An object of class MegaLMM_state with components:

  • current_state: a list of parameters in the current iteration of the sampler. Initially empty

  • Posterior: a list of arrays of posterior samples. Initially empty

  • RNG: current state of R's Random number generator (for re-starting chaings)

  • traitnames: vector of trait names (from colnames of Y)

  • run_parameters, run_variables, data_matrices, priors: input data and parameters

Details

The first step in fitting a MegaLMM model. This function sets up the model matrices based on the fixed and random effect formulas provided. This function must be followed by calls to set_priors_MegaLMM, initialize_variables_MegaLMM and initialize_MegaLMM, before the Gibbs sampler can be run with sample_MegaLMM.

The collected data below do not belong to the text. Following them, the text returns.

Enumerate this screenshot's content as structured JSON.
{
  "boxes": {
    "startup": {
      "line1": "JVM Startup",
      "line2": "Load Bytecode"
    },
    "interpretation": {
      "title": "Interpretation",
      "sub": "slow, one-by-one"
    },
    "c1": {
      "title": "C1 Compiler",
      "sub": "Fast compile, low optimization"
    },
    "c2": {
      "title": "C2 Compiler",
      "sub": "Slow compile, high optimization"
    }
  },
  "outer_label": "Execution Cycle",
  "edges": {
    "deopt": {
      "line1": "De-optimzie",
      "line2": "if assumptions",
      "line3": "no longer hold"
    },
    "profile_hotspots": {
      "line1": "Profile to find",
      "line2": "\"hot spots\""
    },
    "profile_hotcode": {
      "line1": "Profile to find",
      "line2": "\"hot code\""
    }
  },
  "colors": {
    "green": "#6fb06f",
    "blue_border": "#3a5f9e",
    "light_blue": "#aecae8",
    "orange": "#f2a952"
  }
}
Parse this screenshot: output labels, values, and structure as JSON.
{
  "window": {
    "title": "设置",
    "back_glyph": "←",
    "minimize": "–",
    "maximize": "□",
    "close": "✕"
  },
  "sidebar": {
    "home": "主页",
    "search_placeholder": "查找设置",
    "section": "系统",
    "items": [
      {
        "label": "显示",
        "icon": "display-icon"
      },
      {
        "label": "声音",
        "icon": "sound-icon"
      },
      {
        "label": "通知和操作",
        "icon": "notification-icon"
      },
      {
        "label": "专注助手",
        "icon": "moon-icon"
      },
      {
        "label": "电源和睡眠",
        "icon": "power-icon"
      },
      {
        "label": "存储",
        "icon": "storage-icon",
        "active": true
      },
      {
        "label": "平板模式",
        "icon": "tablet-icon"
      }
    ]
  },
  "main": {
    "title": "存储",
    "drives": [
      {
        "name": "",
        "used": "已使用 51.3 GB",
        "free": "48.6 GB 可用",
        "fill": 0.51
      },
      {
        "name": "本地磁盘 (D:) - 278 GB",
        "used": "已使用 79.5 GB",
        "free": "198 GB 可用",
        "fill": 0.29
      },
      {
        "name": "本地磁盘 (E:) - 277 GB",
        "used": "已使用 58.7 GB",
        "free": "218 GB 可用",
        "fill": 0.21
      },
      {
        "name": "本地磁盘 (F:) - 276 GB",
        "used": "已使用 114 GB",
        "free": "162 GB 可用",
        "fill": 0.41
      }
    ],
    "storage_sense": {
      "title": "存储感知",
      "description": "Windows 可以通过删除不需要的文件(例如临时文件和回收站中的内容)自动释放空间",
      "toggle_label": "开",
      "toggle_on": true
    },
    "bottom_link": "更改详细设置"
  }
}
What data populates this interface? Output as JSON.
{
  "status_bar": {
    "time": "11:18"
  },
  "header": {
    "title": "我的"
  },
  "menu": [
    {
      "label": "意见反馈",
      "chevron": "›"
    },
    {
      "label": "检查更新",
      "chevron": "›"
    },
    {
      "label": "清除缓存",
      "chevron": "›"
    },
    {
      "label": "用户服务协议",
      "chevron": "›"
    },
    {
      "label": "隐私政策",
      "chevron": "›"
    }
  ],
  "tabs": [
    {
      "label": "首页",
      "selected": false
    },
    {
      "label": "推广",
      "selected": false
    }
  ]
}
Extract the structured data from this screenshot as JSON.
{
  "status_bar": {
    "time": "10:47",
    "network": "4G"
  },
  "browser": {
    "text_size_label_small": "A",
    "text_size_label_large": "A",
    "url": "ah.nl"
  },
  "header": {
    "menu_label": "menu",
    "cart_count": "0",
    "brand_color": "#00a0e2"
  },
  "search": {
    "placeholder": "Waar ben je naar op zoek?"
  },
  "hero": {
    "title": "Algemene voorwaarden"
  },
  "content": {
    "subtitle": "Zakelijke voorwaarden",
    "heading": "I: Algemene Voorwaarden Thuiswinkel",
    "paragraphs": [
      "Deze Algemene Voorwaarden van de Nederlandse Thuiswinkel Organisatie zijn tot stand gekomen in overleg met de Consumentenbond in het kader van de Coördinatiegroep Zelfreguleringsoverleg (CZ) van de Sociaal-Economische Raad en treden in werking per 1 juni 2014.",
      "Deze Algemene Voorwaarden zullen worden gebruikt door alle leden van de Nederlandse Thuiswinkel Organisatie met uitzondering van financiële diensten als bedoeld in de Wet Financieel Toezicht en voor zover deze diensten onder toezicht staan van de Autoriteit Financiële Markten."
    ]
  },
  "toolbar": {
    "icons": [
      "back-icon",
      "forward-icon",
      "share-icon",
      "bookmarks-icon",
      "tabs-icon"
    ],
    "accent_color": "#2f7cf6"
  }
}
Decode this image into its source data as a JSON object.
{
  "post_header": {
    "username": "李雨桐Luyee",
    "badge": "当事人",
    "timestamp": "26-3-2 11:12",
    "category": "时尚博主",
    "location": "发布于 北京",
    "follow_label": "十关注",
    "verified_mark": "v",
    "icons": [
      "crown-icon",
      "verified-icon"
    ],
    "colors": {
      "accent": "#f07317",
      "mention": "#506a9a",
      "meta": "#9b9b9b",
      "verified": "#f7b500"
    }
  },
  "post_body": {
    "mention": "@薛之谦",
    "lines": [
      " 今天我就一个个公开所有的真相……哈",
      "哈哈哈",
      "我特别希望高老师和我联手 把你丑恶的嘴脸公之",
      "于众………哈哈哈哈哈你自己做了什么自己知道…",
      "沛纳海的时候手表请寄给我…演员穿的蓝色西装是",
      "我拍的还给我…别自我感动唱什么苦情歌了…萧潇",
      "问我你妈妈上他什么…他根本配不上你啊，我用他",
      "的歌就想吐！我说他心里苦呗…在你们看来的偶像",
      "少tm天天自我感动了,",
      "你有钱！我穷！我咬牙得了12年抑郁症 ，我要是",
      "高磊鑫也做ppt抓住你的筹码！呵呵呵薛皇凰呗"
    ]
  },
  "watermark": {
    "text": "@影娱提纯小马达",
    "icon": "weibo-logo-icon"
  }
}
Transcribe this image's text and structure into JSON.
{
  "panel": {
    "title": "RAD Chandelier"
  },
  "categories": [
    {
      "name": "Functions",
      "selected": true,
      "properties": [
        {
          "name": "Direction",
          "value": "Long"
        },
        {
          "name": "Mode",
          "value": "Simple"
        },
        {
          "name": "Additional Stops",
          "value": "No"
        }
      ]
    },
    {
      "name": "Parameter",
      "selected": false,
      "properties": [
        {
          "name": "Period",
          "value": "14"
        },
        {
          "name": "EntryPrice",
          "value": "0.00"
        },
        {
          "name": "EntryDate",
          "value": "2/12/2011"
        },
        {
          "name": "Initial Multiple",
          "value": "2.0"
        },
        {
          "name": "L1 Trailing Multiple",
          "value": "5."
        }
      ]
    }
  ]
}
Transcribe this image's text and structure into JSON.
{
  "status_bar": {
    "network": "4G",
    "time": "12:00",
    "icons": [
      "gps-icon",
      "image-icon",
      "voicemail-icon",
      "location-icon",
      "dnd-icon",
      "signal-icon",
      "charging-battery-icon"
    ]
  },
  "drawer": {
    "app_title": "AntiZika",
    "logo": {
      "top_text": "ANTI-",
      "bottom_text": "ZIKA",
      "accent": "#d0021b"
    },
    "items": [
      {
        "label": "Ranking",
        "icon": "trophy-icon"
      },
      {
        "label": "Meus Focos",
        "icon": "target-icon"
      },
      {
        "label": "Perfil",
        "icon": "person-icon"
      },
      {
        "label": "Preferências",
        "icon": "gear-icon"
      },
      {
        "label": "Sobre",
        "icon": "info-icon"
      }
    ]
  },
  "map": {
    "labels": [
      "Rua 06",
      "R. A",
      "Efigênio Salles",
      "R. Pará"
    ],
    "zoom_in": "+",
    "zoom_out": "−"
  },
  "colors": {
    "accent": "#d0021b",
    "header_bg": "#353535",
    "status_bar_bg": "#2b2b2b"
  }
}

The model is specified as:

y_i = g(eta_i)

Eta = rbind(eta_1,...,eta_n) = X1*B1 + X2_R*B2_R + F*Lambda + Z*U_R + E_R

F = X2_F * B2_F + Z*U_F + E_F

For sampling, we reparameterize as:

Qt*Eta = Qt*X*B + Qt*F*Lambda + Qt*ZL*U_R + Qt*E_R

Qt*F = Qt*X_F * B_F + Qt*ZL*U_F + Qt*E_F

where LTL = K and ZL = Z*L

We sample the quantities Qt*Eta, Qt*F, B, Lambda, U_R, U_F. We then back-calculate Eta and F.

Note: In the original MegaLMM paper, we set y_i = eta_i, so replaced Eta with Y above.